Os dados dos estoques da dívida líquida do setor público apresentam a mesma dinâmica perversa. Entre 2002 e 2003 a dívida consolidada cresceu de 55,5% do PIB para 58,1% do PIB, mesmo com todos os esforços realizados para conter o endividamento e os gastos reais. Pior é que a dívida mobiliária do Tesouro Nacional subiu de 33,6% do PIB para 43,3% do PIB. Também o financiamento externo tem tido sua importância reduzida. Ao mesmo tempo, a dívida externa caía de 14,3% para 11,9% do PIB, sem que isto seja explicável por algum movimento de reservas internacionais.

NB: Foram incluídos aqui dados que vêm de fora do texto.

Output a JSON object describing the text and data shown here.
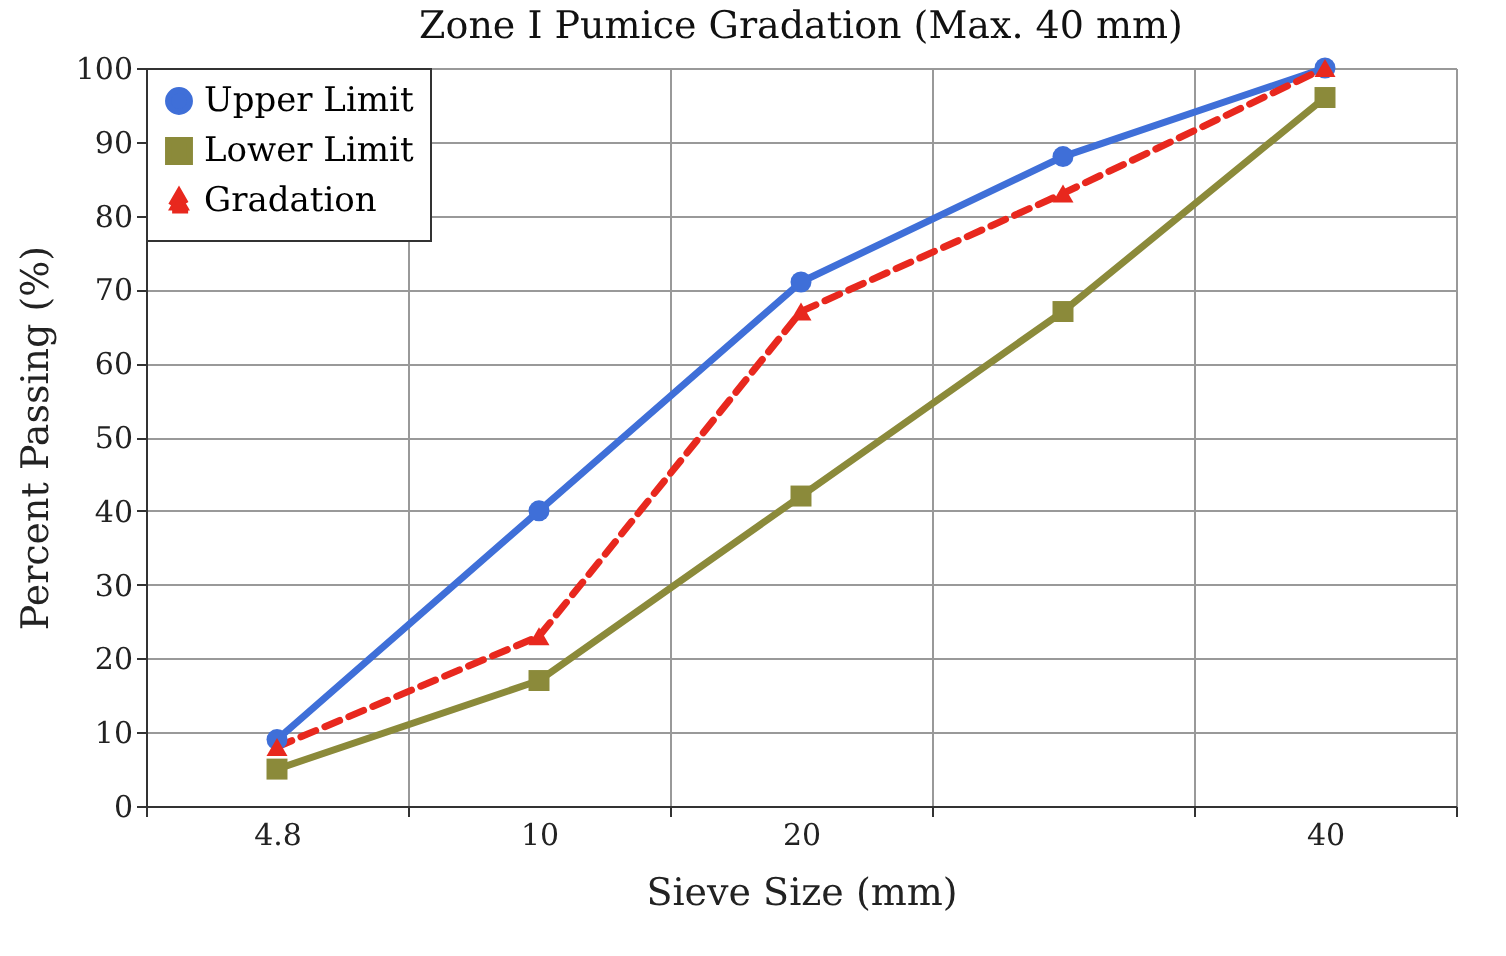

Tabela 3 - Dívida Líquida do Setor Público em % PIB
A avaliação das contas públicas por um conceito muito pouco utilizado, os fatores condicionantes da dívida líquida, pode ser especialmente elucidativa. A tabela 4 mostra como a evolução da dívida segue uma rotina que desconhece os esforços da política fiscal, situando sua expansão entre 2,6% e 3,8% do PIB ano a ano. No entanto, diferentemente de 2001 e 2002, quando os efeitos da desvalorização cambial sobre a dívida interna e externa foram avassaladores, em 2003, o câmbio valorizado gerou efeito redutor da dívida de nada menos que 5,5% do PIB.
Tabela 4 - Fatores Condicionantes da Dívida Líquida do Setor Público Valores acumulados no ano em % do PIB
A dívida líquida cresceu 2,65% do PIB, em 2003, como efeito direto da escalada dos juros nominais que chegaram a 9,25% do PIB, somando-se juros internos e externos. Vale dizer, se não fosse a revalorização da dívida em moeda estrangeira, a dívida líquida teria avançado cerca de 7% do PIB. A introdução de uma variação cambial de estoques só pode tornar ainda mais complexa a gestão da política fiscal, com efeitos de extrema volatilidade sobre a definição do superávit primário necessário para controlar a expansão da dívida.

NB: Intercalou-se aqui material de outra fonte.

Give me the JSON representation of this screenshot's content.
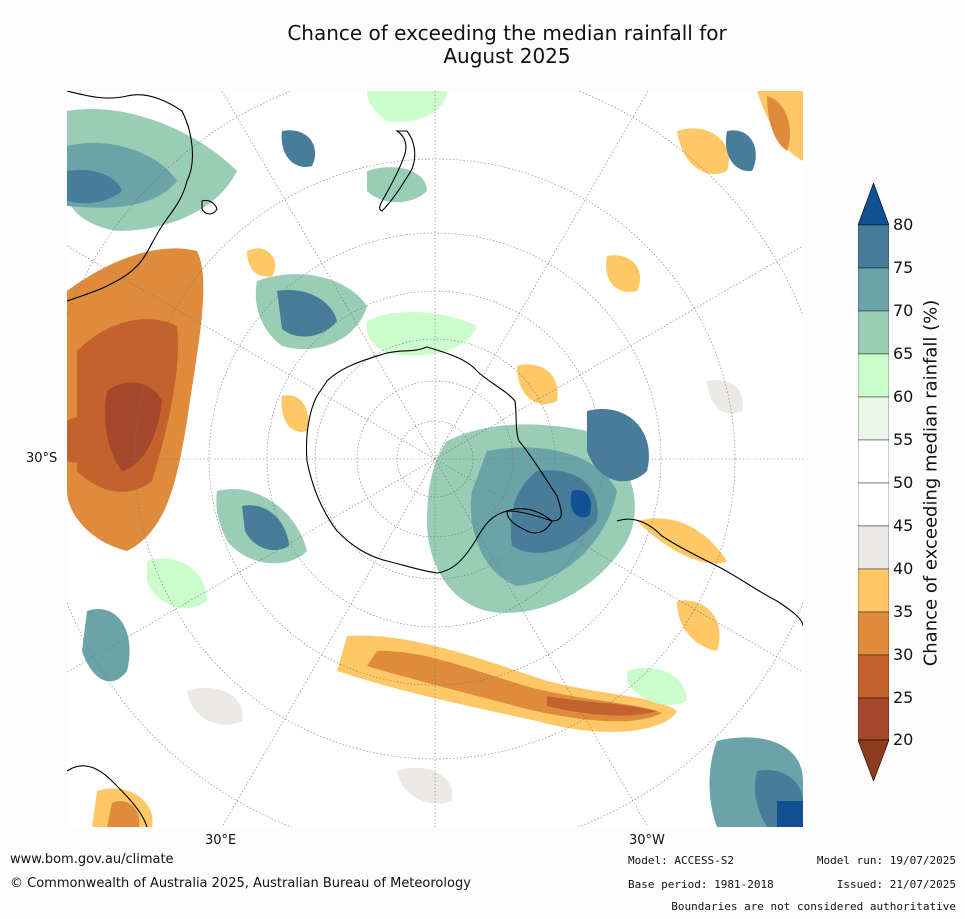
{
  "title": {
    "line1": "Chance of exceeding the median rainfall for",
    "line2": "August 2025"
  },
  "map": {
    "projection": "south-polar stereographic",
    "labels": {
      "lat_30s": "30°S",
      "lon_30e": "30°E",
      "lon_30w": "30°W"
    }
  },
  "colorbar": {
    "label": "Chance of exceeding median rainfall (%)",
    "ticks": [
      "20",
      "25",
      "30",
      "35",
      "40",
      "45",
      "50",
      "55",
      "60",
      "65",
      "70",
      "75",
      "80"
    ],
    "colors": {
      "below_20": "#8e3a1c",
      "20_25": "#a5472a",
      "25_30": "#c4622e",
      "30_35": "#de8c3c",
      "35_40": "#fdc865",
      "40_45": "#ebe9e6",
      "45_50": "#ffffff",
      "50_55": "#ffffff",
      "55_60": "#eaf6ea",
      "60_65": "#ccfccc",
      "65_70": "#99cdb5",
      "70_75": "#6aa4a9",
      "75_80": "#487d99",
      "above_80": "#115193"
    }
  },
  "footer": {
    "website": "www.bom.gov.au/climate",
    "copyright": "© Commonwealth of Australia 2025, Australian Bureau of Meteorology",
    "model": "Model: ACCESS-S2",
    "base_period": "Base period: 1981-2018",
    "model_run": "Model run: 19/07/2025",
    "issued": "Issued: 21/07/2025",
    "disclaimer": "Boundaries are not considered authoritative"
  }
}
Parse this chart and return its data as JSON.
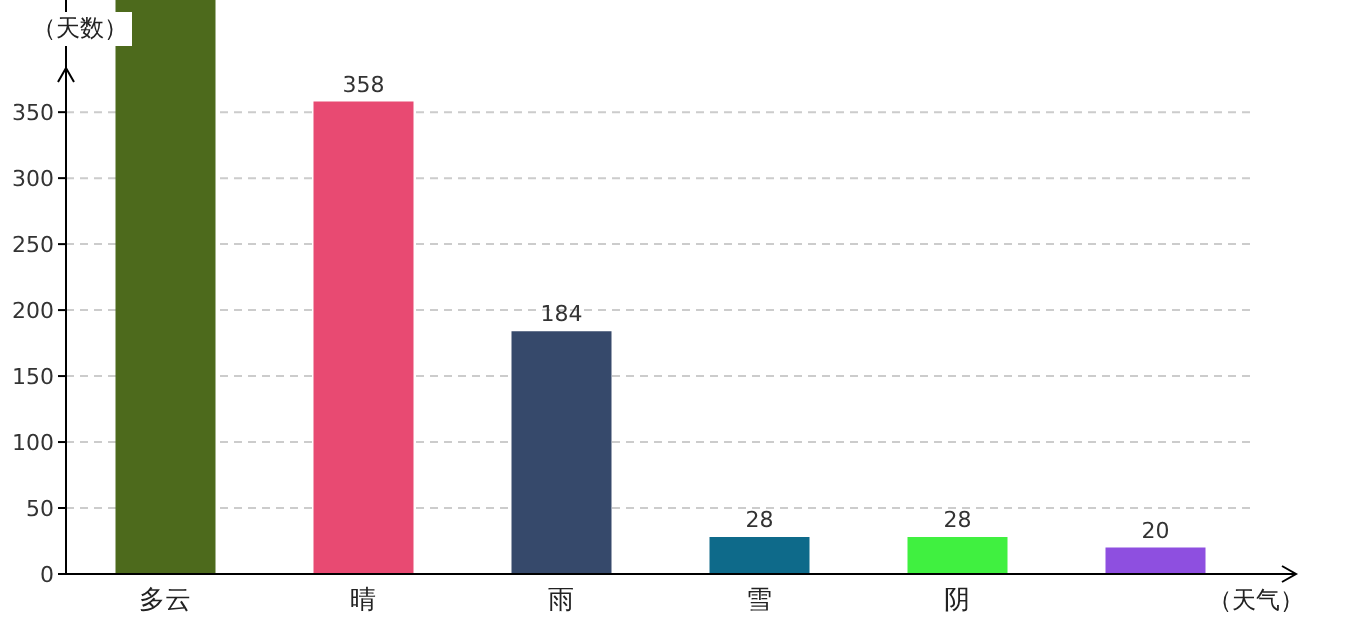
{
  "chart_data": {
    "type": "bar",
    "xlabel": "（天气）",
    "ylabel": "（天数）",
    "categories": [
      "多云",
      "晴",
      "雨",
      "雪",
      "阴",
      null
    ],
    "values": [
      435,
      358,
      184,
      28,
      28,
      20
    ],
    "colors": [
      "#4d6a1c",
      "#e84a72",
      "#36496b",
      "#0e6a8a",
      "#40f040",
      "#8e4fe0"
    ],
    "value_labels": [
      null,
      "358",
      "184",
      "28",
      "28",
      "20"
    ],
    "ylim": [
      0,
      435
    ],
    "yticks": [
      0,
      50,
      100,
      150,
      200,
      250,
      300,
      350
    ],
    "grid": "y"
  }
}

O conjunto de dados indicado nesta página não demonstra uma política fiscal permissiva, muito pelo contrário, dado que ela tem sido extremamente rígida. O que sim podemos dizer é que a política econômica enfocou o superávit primário sem atentar para a estrutura de financiamento ao setor público, que vem experimentando uma deterioração dramática com efeito imprevisíveis sobre a percepção de risco dos agentes econômicos.
Para demonstrá-lo construiu-se um indicador de solvência do setor público. Foi tomada a evolução anualizada da receita federal, em termos reais. Ao mesmo tempo, foi tomada a divida mobiliária do Tesouro Nacional. O indicador de solvência mede quantas receitas anuais são necessárias para pagar a dívida. Os resultados (Gráfico 1) mostram uma tendência altamente instabilizadora. O crescimento da relação entre a dívida e o PIB foi, de 1995 a 2001, concomitante à piora do indicador de solvência. Depois de uma fugaz melhoria, em 2002, o ano de 2003 mostrou a retomada da trajetória de forte expansão anteriormente verificada.
Gráfico 1 - Evolução da Dívida e Indicador de Solvência
A conclusão que se impõe é tripla. Primeiro, uma urgente necessidade de novos conceitos e formas de medida das contas públicas. Segundo, a impossibilidade da continuidade da atual política financeira que implica o desmantelamento das contas públicas. Terceiro, e talvez mais importante, a premência absoluta da reestruturação das fontes de financiamento do setor público.
Ao invés de discutir estes pontos, a política econômica preferiu "inovar" com o superávit anticíclico. Ele significa um abrandamento das necessidades de contenção da despesa na retração do ciclo e uma expansão, na mesma magnitude, quando da expansão cíclica. No entanto, para o Brasil, que pretende atravessar uma fase expansiva, ele significa mais contenção das despesas. Justamente no momento em que os gargalos ao crescimento deverão ser removidos, inclusive com aumento do investimento público, a proposta é gerar mais poupança governamental para garantir a redução da relação dívida-PIB no longo prazo.